Keinginan Nahrawi merekrut Mou memang diarahkan untuk mendongkrak prestasi Timnas Indonesia di level internasional. Daya "magis" Mou diharapkan juga menyebar ke Indonesia. Karenanya, Nahrawi menginginkan asisten pelatih yang mendampingi Mou, harus orang Indonesia. Tujuan, agar bisa mendapatkan pengalaman dari Mou. Nachrowi boleh saja bermimpi. Namun, janganlah terlalu tertinggi. Toh, persoalan konflik di tubuh PSSI saja hingga kini tidak jelas penyelesaiannya.

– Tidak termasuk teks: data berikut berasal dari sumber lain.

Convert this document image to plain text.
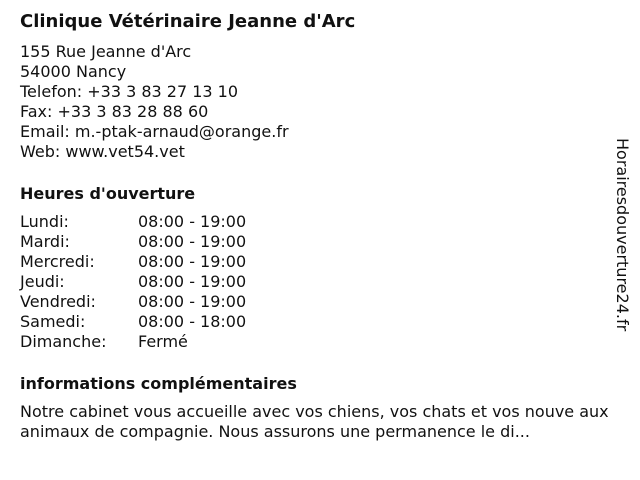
Clinique Vétérinaire Jeanne d'Arc
155 Rue Jeanne d'Arc
54000 Nancy
Telefon: +33 3 83 27 13 10
Fax: +33 3 83 28 88 60
Email: m.-ptak-arnaud@orange.fr
Web: www.vet54.vet
Heures d'ouverture
Lundi:	08:00 - 19:00
Mardi:	08:00 - 19:00
Mercredi:	08:00 - 19:00
Jeudi:	08:00 - 19:00
Vendredi:	08:00 - 19:00
Samedi:	08:00 - 18:00
Dimanche:	Fermé
informations complémentaires
Notre cabinet vous accueille avec vos chiens, vos chats et vos nouve aux animaux de compagnie. Nous assurons une permanence le di...
Horairesdouverture24.fr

Sebenarnya, pelatih asing sudah sering melatih Timnas Indonesia. Dan, prestasinya cukup baik, meski tidak membayar kelewat mahal. Alfred Riedl misalnya. Pelatih asal Austria itu pernah menukangi Timnas Indonesia dengan gaji mencapai Rp100 juta per bulan. Riedl terbukti mampu mengubah permainan Timnas Indonesia menjadi lebih baik. Di bawah asuhan Riedl, Timnas Indonesia menjadi runner up Piala AFF tahun 2010.

Bayangkan jika Mou yang melatih Timnas Indonesia. Biaya perbulan yang harus dikeluarkan mencapai Rp20 miliar. Toh, belum tentu pula Mou bisa menjawab ekspektasi pencinta sepakbola Indonesia.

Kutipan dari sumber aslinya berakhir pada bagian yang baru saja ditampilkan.